Google is a few years behind the big shift to home workouts that came at the start of the pandemic. But this offer could also be seen as part of Google’s effort to bring all of its products together. Merging smart home technology with Android, Wear OS and Android TV means your Google products are used more often and in more combinations.
Here’s what else you need to know about the week in consumer tech.
Google calls Apple SMS
In more Google news, the company released a conflicting PSA earlier this week calling on Apple to change the core standards it uses for its text messages. Apple is converting messages to non-Apple devices into standard SMS messages, instead of using the more feature-rich messages RCS standard Google started pushing hard last year. For this reason, some crucial metadata can get lost in translation between platforms.

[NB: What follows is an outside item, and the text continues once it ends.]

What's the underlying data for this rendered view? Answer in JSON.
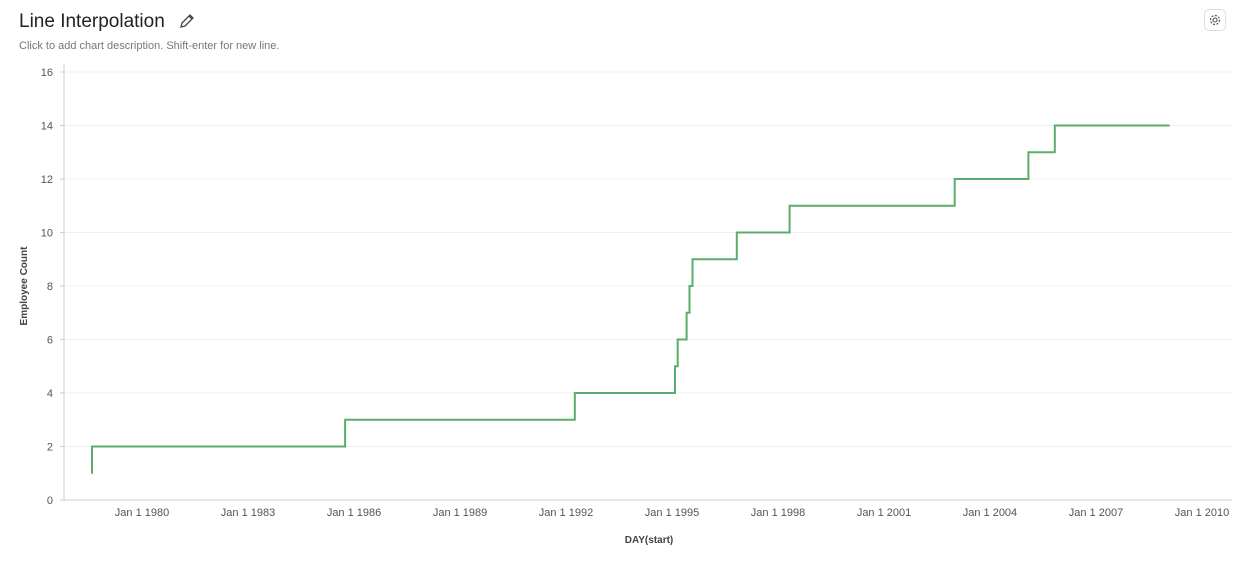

Google presented Apple’s decision not to support RCS as a coup, blaming Apple for not adhering to more modern standards. In reality, this is probably an attempt to level the playing field between Apple and Google when it comes to cross-device messaging, where the former enjoys significant competitive advantages over the latter; iPhone to iPhone messaging comes with a dizzying array of add-ons and special features that Apple devotees are loath to give up. It’s also ironic to hear such a plea coming from Google, a company that has introduced a dozen different email apps over the years and can’t even keep the name of its email products straight. Undeterred, Google waged its campaign to social media, trying to get other people to jump on board. Now Google is just waiting for a response that Apple “loved this post.”
Ring Ring
Ring camera videos are controversial. The Amazon-owned company collects data on both its users and the people captured by the camera, and then can share those videos with law enforcement without the user’s consent. Still, the videos themselves captured people’s attention. There’s a whole genre of viral videos (yes, on TikTok) reveling in the wacky antics of people and pets captured on Ring cameras. Now Amazon is looking to turn those clips into an entire show.
Called Ring Nation, the show will be hosted by comedian Wanda Sykes. The content will be pretty much what you’d expect: a collection of funny and/or horrific videos of the kind of mayhem happening on people’s porches and in their backyards. The show is produced by Big Fish Entertainment, the same production company that created livea crime documentary show that was canceled following the 2020 murder of George Floyd. Ring Nation premieres September 26.